Cette nuit–là je ne réussis pas à fermer l’œil. Etait–ce le pressentiment d’un danger ? Ou la conscience tourmentée de l’homme qui obtient sans l’avoir méritée une fabuleuse fortune ? Ou une espèce de remords confus ? Aux premières heures de l’aube je sautai du lit, m’habillai et courus dehors en quête d’un journal. [...]
Dois–je maintenant énumérer un par un tous mes forfaits ? Oui, parce que désormais je savais que l’argent que le veston me procurait venait du crime, du sang, du désespoir, de la mort, venait de l’enfer. Mais insidieusement ma raison refusait railleusement d’admettre une quelconque responsabilité de ma part. Et alors la tentation revenait, et alors ma main – c’était tellement facile – se glissait dans ma poche et mes doigts, avec une volupté soudaine, étreignaient les coins d’un billet toujours nouveau. L’argent, le divin argent ! [...]

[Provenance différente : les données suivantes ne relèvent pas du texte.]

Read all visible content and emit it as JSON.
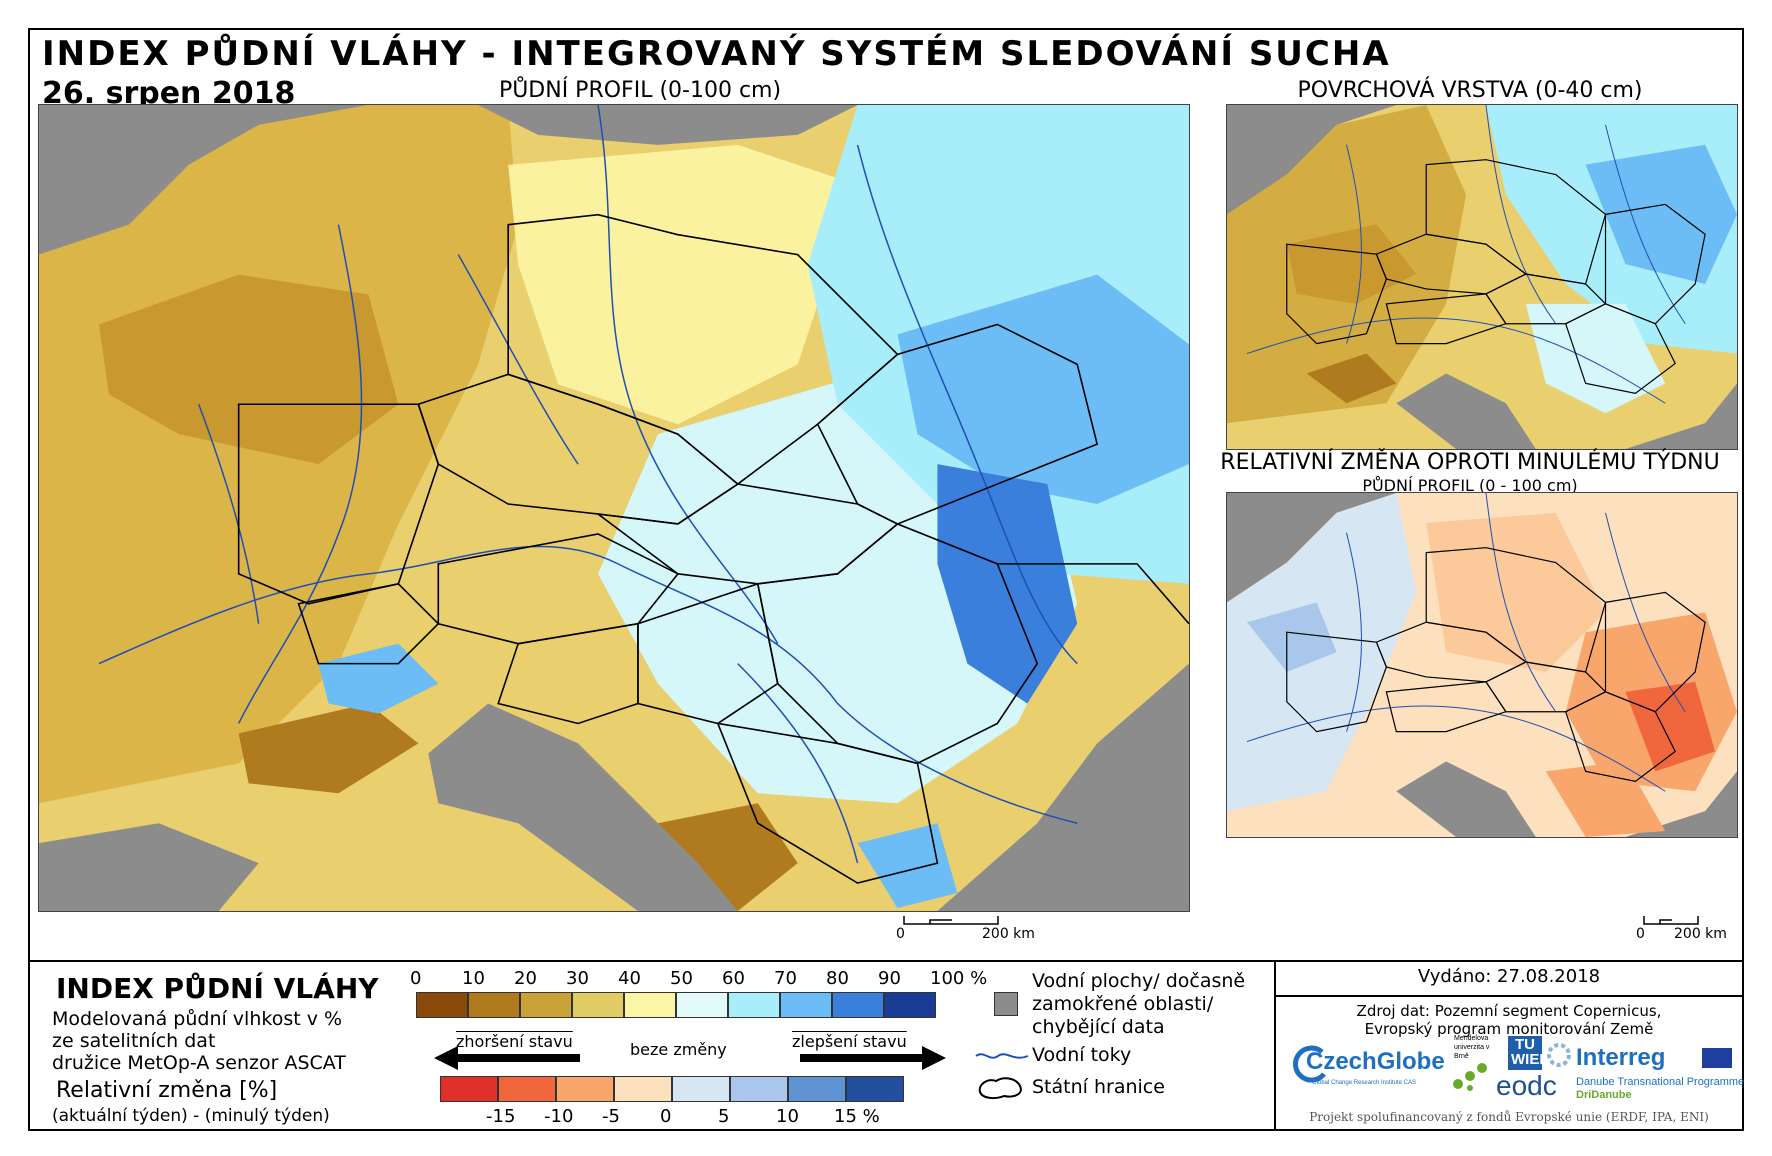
{
  "header": {
    "title": "INDEX PŮDNÍ VLÁHY - INTEGROVANÝ SYSTÉM SLEDOVÁNÍ SUCHA",
    "date": "26. srpen 2018"
  },
  "panels": {
    "main_title": "PŮDNÍ PROFIL (0-100 cm)",
    "surface_title": "POVRCHOVÁ VRSTVA (0-40 cm)",
    "change_title": "RELATIVNÍ ZMĚNA OPROTI MINULÉMU TÝDNU",
    "change_subtitle": "PŮDNÍ PROFIL (0 - 100 cm)"
  },
  "scalebar": {
    "zero": "0",
    "label": "200 km"
  },
  "legend": {
    "index_title": "INDEX PŮDNÍ VLÁHY",
    "index_desc_1": "Modelovaná půdní vlhkost v %",
    "index_desc_2": "ze satelitních dat",
    "index_desc_3": "družice MetOp-A senzor ASCAT",
    "change_title": "Relativní změna [%]",
    "change_desc": "(aktuální týden) - (minulý týden)",
    "index_ticks": [
      "0",
      "10",
      "20",
      "30",
      "40",
      "50",
      "60",
      "70",
      "80",
      "90",
      "100 %"
    ],
    "index_colors": [
      "#8b4a0c",
      "#b07a1e",
      "#c9a238",
      "#e1cc63",
      "#fbf6a6",
      "#e2fafa",
      "#a8eefa",
      "#6cbcf5",
      "#3a7fdb",
      "#1b3c94"
    ],
    "worse_label": "zhoršení stavu",
    "nochange_label": "beze změny",
    "better_label": "zlepšení stavu",
    "change_ticks": [
      "-15",
      "-10",
      "-5",
      "0",
      "5",
      "10",
      "15 %"
    ],
    "change_colors": [
      "#e0302b",
      "#f0673d",
      "#f9a66d",
      "#fde0be",
      "#d6e6f3",
      "#a9c7ea",
      "#5f93d4",
      "#234f9e"
    ],
    "water_label_1": "Vodní plochy/ dočasně",
    "water_label_2": "zamokřené oblasti/",
    "water_label_3": "chybějící data",
    "rivers_label": "Vodní toky",
    "borders_label": "Státní hranice"
  },
  "publication": {
    "issued": "Vydáno: 27.08.2018",
    "source_1": "Zdroj dat: Pozemní segment Copernicus,",
    "source_2": "Evropský program monitorování Země",
    "funding": "Projekt spolufinancovaný z fondů Evropské unie (ERDF, IPA, ENI)"
  },
  "logos": {
    "czechglobe": "CzechGlobe",
    "czechglobe_sub": "Global Change Research Institute CAS",
    "mendel": "Mendelova univerzita v Brně",
    "tu": "TU WIEN",
    "eodc": "eodc",
    "interreg": "Interreg",
    "interreg_sub_1": "Danube Transnational Programme",
    "interreg_sub_2": "DriDanube"
  },
  "colors": {
    "no_data": "#8c8c8c",
    "river": "#1f4fb4",
    "border": "#000000"
  }
}
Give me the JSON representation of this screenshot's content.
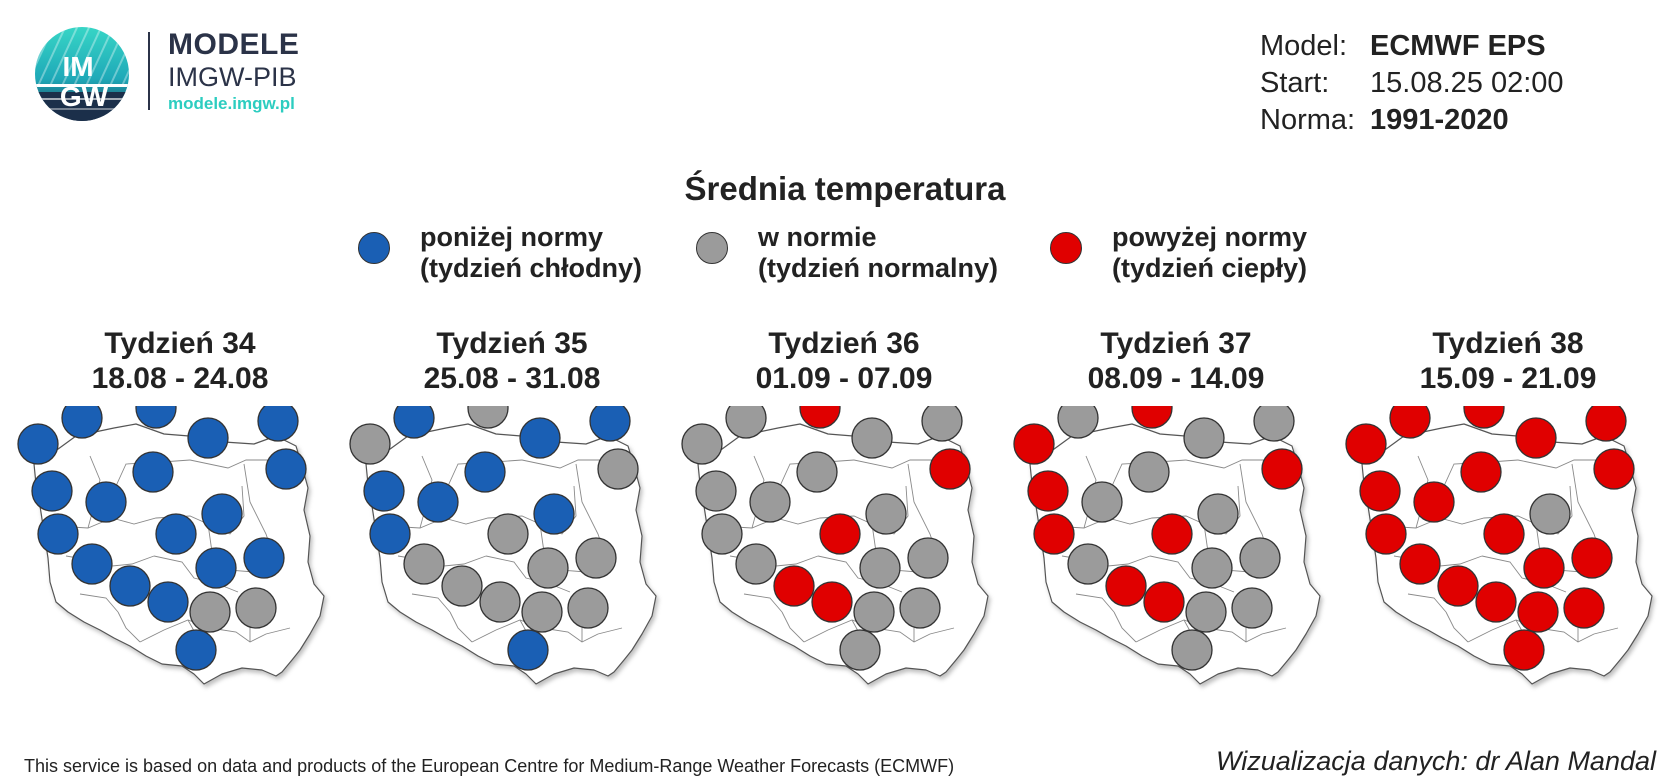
{
  "logo": {
    "circle_text": "IMGW",
    "title": "MODELE",
    "subtitle": "IMGW-PIB",
    "url": "modele.imgw.pl"
  },
  "model_info": {
    "model_label": "Model:",
    "model_value": "ECMWF EPS",
    "start_label": "Start:",
    "start_value": "15.08.25 02:00",
    "norm_label": "Norma:",
    "norm_value": "1991-2020"
  },
  "title": "Średnia temperatura",
  "legend": [
    {
      "key": "below",
      "line1": "poniżej normy",
      "line2": "(tydzień chłodny)",
      "color": "#1a5fb4"
    },
    {
      "key": "normal",
      "line1": "w normie",
      "line2": "(tydzień normalny)",
      "color": "#9b9b9b"
    },
    {
      "key": "above",
      "line1": "powyżej normy",
      "line2": "(tydzień ciepły)",
      "color": "#e00000"
    }
  ],
  "weeks": [
    {
      "title": "Tydzień 34",
      "dates": "18.08 - 24.08",
      "categories": [
        "below",
        "below",
        "below",
        "below",
        "below",
        "below",
        "below",
        "below",
        "below",
        "below",
        "normal",
        "below",
        "below",
        "below",
        "below",
        "below",
        "below",
        "below",
        "normal",
        "below"
      ]
    },
    {
      "title": "Tydzień 35",
      "dates": "25.08 - 31.08",
      "categories": [
        "normal",
        "below",
        "normal",
        "below",
        "below",
        "normal",
        "below",
        "below",
        "below",
        "below",
        "normal",
        "below",
        "normal",
        "normal",
        "normal",
        "normal",
        "normal",
        "normal",
        "normal",
        "below"
      ]
    },
    {
      "title": "Tydzień 36",
      "dates": "01.09 - 07.09",
      "categories": [
        "normal",
        "normal",
        "above",
        "normal",
        "normal",
        "above",
        "normal",
        "normal",
        "normal",
        "normal",
        "normal",
        "normal",
        "above",
        "normal",
        "normal",
        "normal",
        "above",
        "above",
        "normal",
        "normal"
      ]
    },
    {
      "title": "Tydzień 37",
      "dates": "08.09 - 14.09",
      "categories": [
        "above",
        "normal",
        "above",
        "normal",
        "normal",
        "above",
        "above",
        "normal",
        "normal",
        "normal",
        "normal",
        "above",
        "above",
        "normal",
        "normal",
        "normal",
        "above",
        "above",
        "normal",
        "normal"
      ]
    },
    {
      "title": "Tydzień 38",
      "dates": "15.09 - 21.09",
      "categories": [
        "above",
        "above",
        "above",
        "above",
        "above",
        "above",
        "above",
        "above",
        "above",
        "normal",
        "above",
        "above",
        "above",
        "above",
        "above",
        "above",
        "above",
        "above",
        "above",
        "above"
      ]
    }
  ],
  "footer": {
    "left": "This service is based on data and products of the European Centre for Medium-Range Weather Forecasts (ECMWF)",
    "right": "Wizualizacja danych: dr Alan Mandal"
  }
}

Assez, assez ! pour ne pas m’enfoncer dans l’abîme, je devais me débarrasser de mon veston. Mais non pas en le cédant à quelqu’un d’autre, parce que l’opprobre aurait continué (qui aurait pu résister à un tel attrait ?). Il devenait indispensable de le détruire. [...]
Là, entre deux gigantesques rochers, je tirai du sac tyrolien l’infâme veston, l’imbibai d’essence et y mis le feu. En quelques minutes il ne resta que des cendres. Mais à la dernière lueur des flammes, derrière moi – à deux ou trois mètres aurait–on dit –, une voix humaine retentit : « Trop tard, trop tard ! » Terrorisé je me retournai d’un mouvement brusque comme si un serpent m’avait piqué. Mais il n’y avait personne en vue. J’explorai tout alentour sautant d’une roche à l’autre, pour débusquer le maudit qui me jouait ce tour. Rien. Il n’y avait que des pierres. [...]
Et je sais que ce n’est pas encore fini. Je sais qu’un jour la sonnette de la porte retentira, j’irai ouvrir et je trouverai devant moi ce tailleur de malheur, avec son sourire abject, pour l’ultime règlement de comptes.